Lamb Sliders with Red Onion Marmalade

Lamb Sliders with Red Onion Marmalade
Staff Writer
burger

Dean Sheremet

burger

These two-bite burgers are perfect for serving as an appetizer or as a small-bite offering at a buffet dinner. Like them too much? Serve two to a plate, or you can make the patties twice as large (just be sure to cook them for longer) for an entrée-sized serving. — Allison Beck

Ingredients

For the marmalade:

  • 3 cups red onion, thinly sliced
  • ½ cup brown sugar
  • 1 cup red wine (anything in the house is fine)
  • ½ cup sherry vinegar
  • ½ cup red wine vinegar
  • 1 bay leaf

For the burger:

  • 2 pounds ground lamb
  • 4 tablespoons fresh oregano, finely chopped
  • 2 teaspoons red chili flakes
  • 4 teaspoons fennel seed, toasted and ground
  • 4 tablespoons roasted red pepper, small dice (preferably done at home, but from a jar is OK)
  • Kosher salt, for seasoning
  • Freshly ground black pepper, for seasoning

For assembly:

  • 10-12 mini brioche slider buns (if not, dinner rolls will do), buttered and lightly toasted
  • ½ pound Roquefort cheese

Directions

For the marmalade:

Combine all ingredients in a saucepan and gently simmer over medium-low heat.

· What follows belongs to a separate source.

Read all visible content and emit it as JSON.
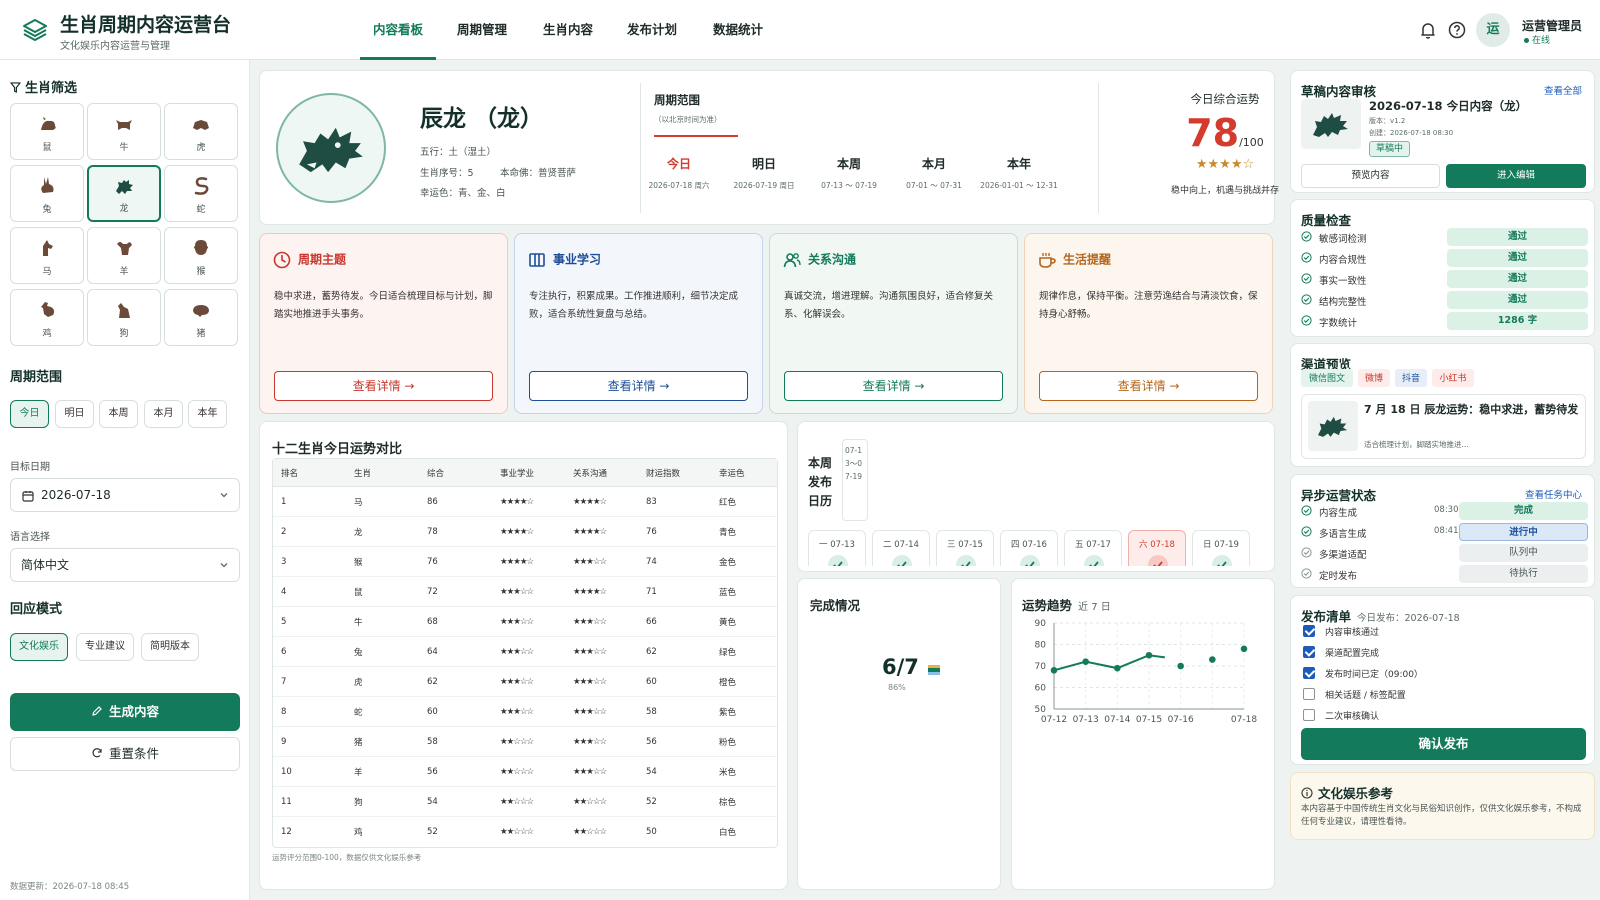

Cook for about 30 minutes, or until the liquid is the consistency of syrup. Set aside to cool.*

For the burger:

Using your hands, gently combine all ingredients in a large bowl, being careful not to overwork the mixture. Form into 2-inch patties.

Heat grill. Season patties on both sides and grill over medium heat, about 2 minutes per side (we want them a little pink on the inside).

For assembly:

Place burger atop one half of a buttered and toasted brioche bun. Cut thin slices of Roquefort (slightly smaller than the diameter of the burger) and place on top. Finish with marmalade and the other half of the brioche bun.

Lamb Shopping Tip

Look for meat that is bright red. Red meat turns paler as the hemoglobin within releases oxygen – a sign that the meat has been sitting too long at the butcher's counter.

Lamb Cooking Tip

When browning meat, resist the urge to move the meat – you must allow a flavorful crust to form over high heat. Once it has formed, the meat should slide freely with the shake of a pan.

Lamb Wine Pairing

Most red wines, especially cabernet sauvignon, but also including cabernet franc, mourvèdre, Rhône blends, zinfandel, petite sirah, nebbiolo, nero d'avola, primitivo, barbera, and sangiovese.